Limitations for occupancy analytics:
- Limited field of view and placement flexibility for full‑room coverage.
- Lack of integrated analytics for counting people or generating anonymized heat maps out of the box.
- Not optimized for continuous deployment or integration with building automation systems.
A ghost target is a spurious detection reported by a sensor that does not correspond to a real person or object. These false detections distort analytics and can lead to poor decisions.
How ghosting shows up in different technologies:
- Radar and depth sensors: reflections and multipath can create duplicate or phantom targets.
- Cameras: occlusion, lighting changes, and image artifacts can cause miscounts or privacy concerns.

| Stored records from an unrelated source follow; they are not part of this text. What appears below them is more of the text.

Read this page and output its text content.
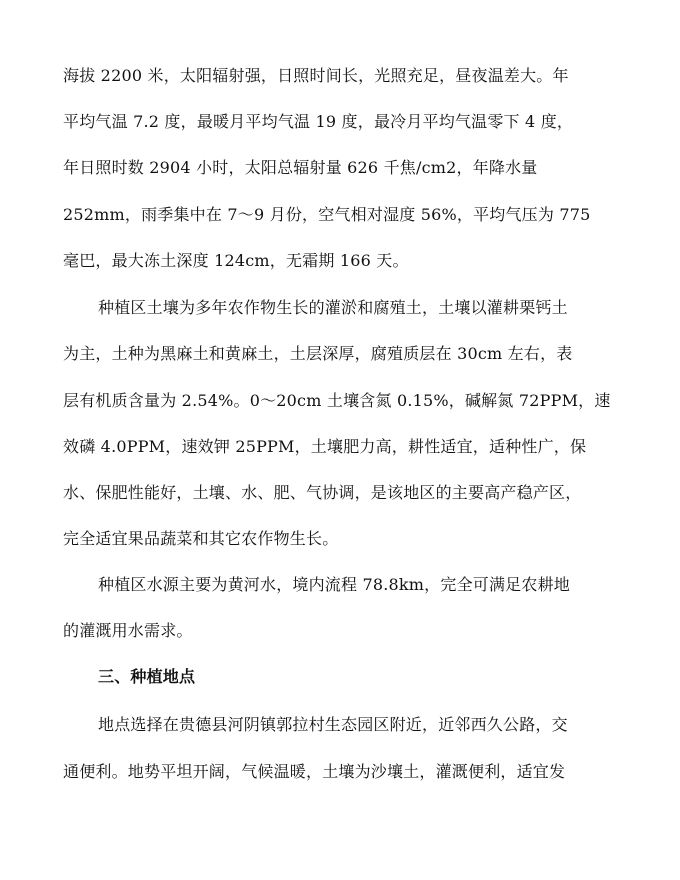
海拔 2200 米，太阳辐射强，日照时间长，光照充足，昼夜温差大。年
平均气温 7.2 度，最暖月平均气温 19 度，最冷月平均气温零下 4 度，
年日照时数 2904 小时，太阳总辐射量 626 千焦/cm2，年降水量
252mm，雨季集中在 7～9 月份，空气相对湿度 56%，平均气压为 775
毫巴，最大冻土深度 124cm，无霜期 166 天。
种植区土壤为多年农作物生长的灌淤和腐殖土，土壤以灌耕栗钙土
为主，土种为黑麻土和黄麻土，土层深厚，腐殖质层在 30cm 左右，表
层有机质含量为 2.54%。0～20cm 土壤含氮 0.15%，碱解氮 72PPM，速
效磷 4.0PPM，速效钾 25PPM，土壤肥力高，耕性适宜，适种性广，保
水、保肥性能好，土壤、水、肥、气协调，是该地区的主要高产稳产区，
完全适宜果品蔬菜和其它农作物生长。
种植区水源主要为黄河水，境内流程 78.8km，完全可满足农耕地
的灌溉用水需求。
三、种植地点
地点选择在贵德县河阴镇郭拉村生态园区附近，近邻西久公路，交
通便利。地势平坦开阔，气候温暖，土壤为沙壤土，灌溉便利，适宜发
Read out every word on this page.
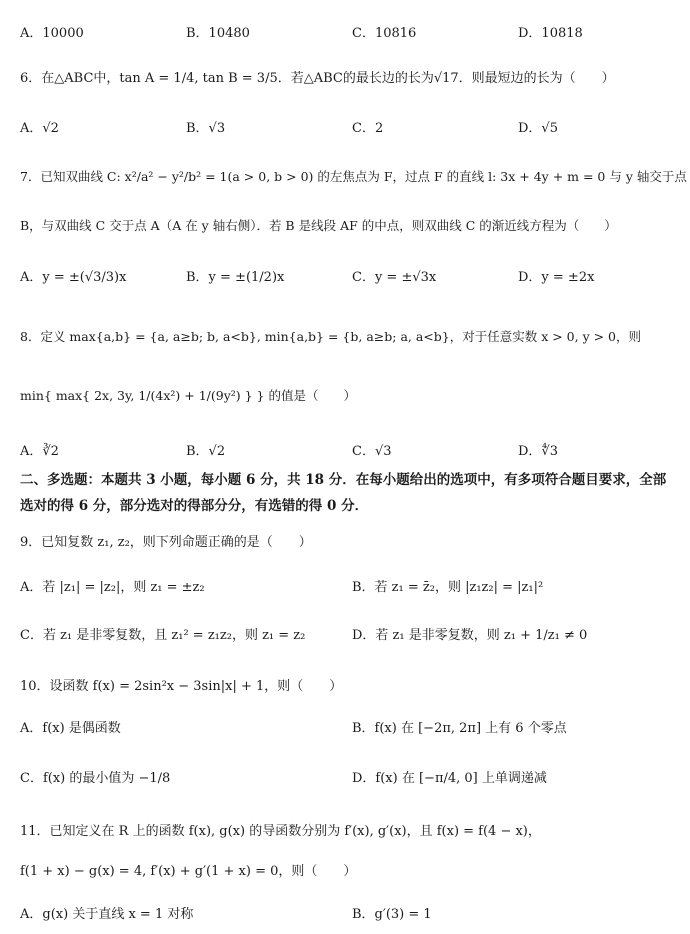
A．10000	B．10480	C．10816	D．10818
6．在△ABC中，tan A = 1/4, tan B = 3/5．若△ABC的最长边的长为√17．则最短边的长为（　　）
A．√2	B．√3	C．2	D．√5
7．已知双曲线 C: x²/a² − y²/b² = 1(a > 0, b > 0) 的左焦点为 F，过点 F 的直线 l: 3x + 4y + m = 0 与 y 轴交于点
B，与双曲线 C 交于点 A（A 在 y 轴右侧）．若 B 是线段 AF 的中点，则双曲线 C 的渐近线方程为（　　）
A．y = ±(√3/3)x	B．y = ±(1/2)x	C．y = ±√3x	D．y = ±2x
8．定义 max{a,b} = {a, a≥b; b, a<b}, min{a,b} = {b, a≥b; a, a<b}，对于任意实数 x > 0, y > 0，则
min{ max{ 2x, 3y, 1/(4x²) + 1/(9y²) } } 的值是（　　）
A．∛2	B．√2	C．√3	D．∜3
二、多选题：本题共 3 小题，每小题 6 分，共 18 分．在每小题给出的选项中，有多项符合题目要求，全部选对的得 6 分，部分选对的得部分分，有选错的得 0 分．
9．已知复数 z₁, z₂，则下列命题正确的是（　　）
A．若 |z₁| = |z₂|，则 z₁ = ±z₂	B．若 z₁ = z̄₂，则 |z₁z₂| = |z₁|²
C．若 z₁ 是非零复数，且 z₁² = z₁z₂，则 z₁ = z₂	D．若 z₁ 是非零复数，则 z₁ + 1/z₁ ≠ 0
10．设函数 f(x) = 2sin²x − 3sin|x| + 1，则（　　）
A．f(x) 是偶函数	B．f(x) 在 [−2π, 2π] 上有 6 个零点
C．f(x) 的最小值为 −1/8	D．f(x) 在 [−π/4, 0] 上单调递减
11．已知定义在 R 上的函数 f(x), g(x) 的导函数分别为 f′(x), g′(x)，且 f(x) = f(4 − x)，
f(1 + x) − g(x) = 4, f′(x) + g′(1 + x) = 0，则（　　）
A．g(x) 关于直线 x = 1 对称	B．g′(3) = 1
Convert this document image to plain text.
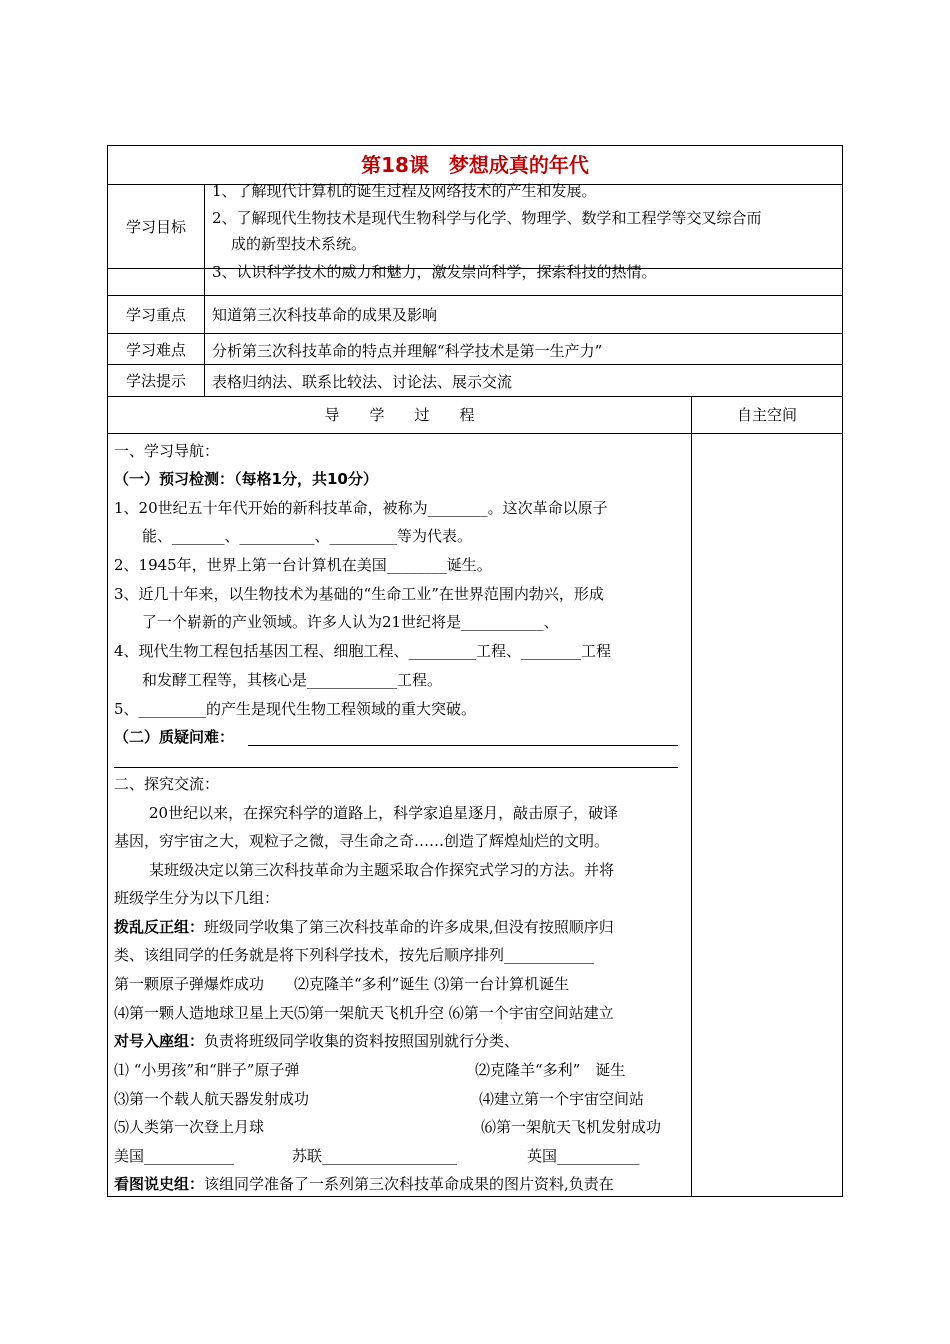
第18课　梦想成真的年代
学习目标
1、了解现代计算机的诞生过程及网络技术的产生和发展。
2、了解现代生物技术是现代生物科学与化学、物理学、数学和工程学等交叉综合而
成的新型技术系统。
3、认识科学技术的威力和魅力，激发崇尚科学，探索科技的热情。
学习重点	知道第三次科技革命的成果及影响
学习难点	分析第三次科技革命的特点并理解“科学技术是第一生产力”
学法提示	表格归纳法、联系比较法、讨论法、展示交流
导　　学　　过　　程	自主空间
一、学习导航：
（一）预习检测：（每格1分，共10分）
1、20世纪五十年代开始的新科技革命，被称为________。这次革命以原子
能、_______、__________、_________等为代表。
2、1945年，世界上第一台计算机在美国________诞生。
3、近几十年来，以生物技术为基础的“生命工业”在世界范围内勃兴，形成
了一个崭新的产业领域。许多人认为21世纪将是___________、
4、现代生物工程包括基因工程、细胞工程、_________工程、________工程
和发酵工程等，其核心是____________工程。
5、_________的产生是现代生物工程领域的重大突破。
（二）质疑问难：
二、探究交流：
20世纪以来，在探究科学的道路上，科学家追星逐月，敲击原子，破译
基因，穷宇宙之大，观粒子之微，寻生命之奇……创造了辉煌灿烂的文明。
某班级决定以第三次科技革命为主题采取合作探究式学习的方法。并将
班级学生分为以下几组：
拨乱反正组：班级同学收集了第三次科技革命的许多成果,但没有按照顺序归
类、该组同学的任务就是将下列科学技术，按先后顺序排列____________
第一颗原子弹爆炸成功　　⑵克隆羊“多利”诞生 ⑶第一台计算机诞生
⑷第一颗人造地球卫星上天⑸第一架航天飞机升空 ⑹第一个宇宙空间站建立
对号入座组：负责将班级同学收集的资料按照国别就行分类、
⑴ “小男孩”和“胖子”原子弹	⑵克隆羊“多利”　诞生
⑶第一个载人航天器发射成功	⑷建立第一个宇宙空间站
⑸人类第一次登上月球	⑹第一架航天飞机发射成功
美国____________	苏联__________________	英国___________
看图说史组：该组同学准备了一系列第三次科技革命成果的图片资料,负责在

- Classroom sensors: not typically used for people counting, so may generate misleading signals when repurposed.
Why this matters:
- False positives and negatives distort occupancy analytics and lead to poor operational decisions.
- Insecure or identifiable sensor data can violate privacy expectations in public or educational spaces.
How Butlr reduces false positives
- Heat‑based sensing focuses on human thermal signatures, which are less prone to reflective ghosting than radar returns.
- Algorithms are tuned for building environments to distinguish people from HVAC influences and other heat sources.
- Deployments are engineered (placement, calibration, and redundancy) to minimize overlapping coverage that creates confusion.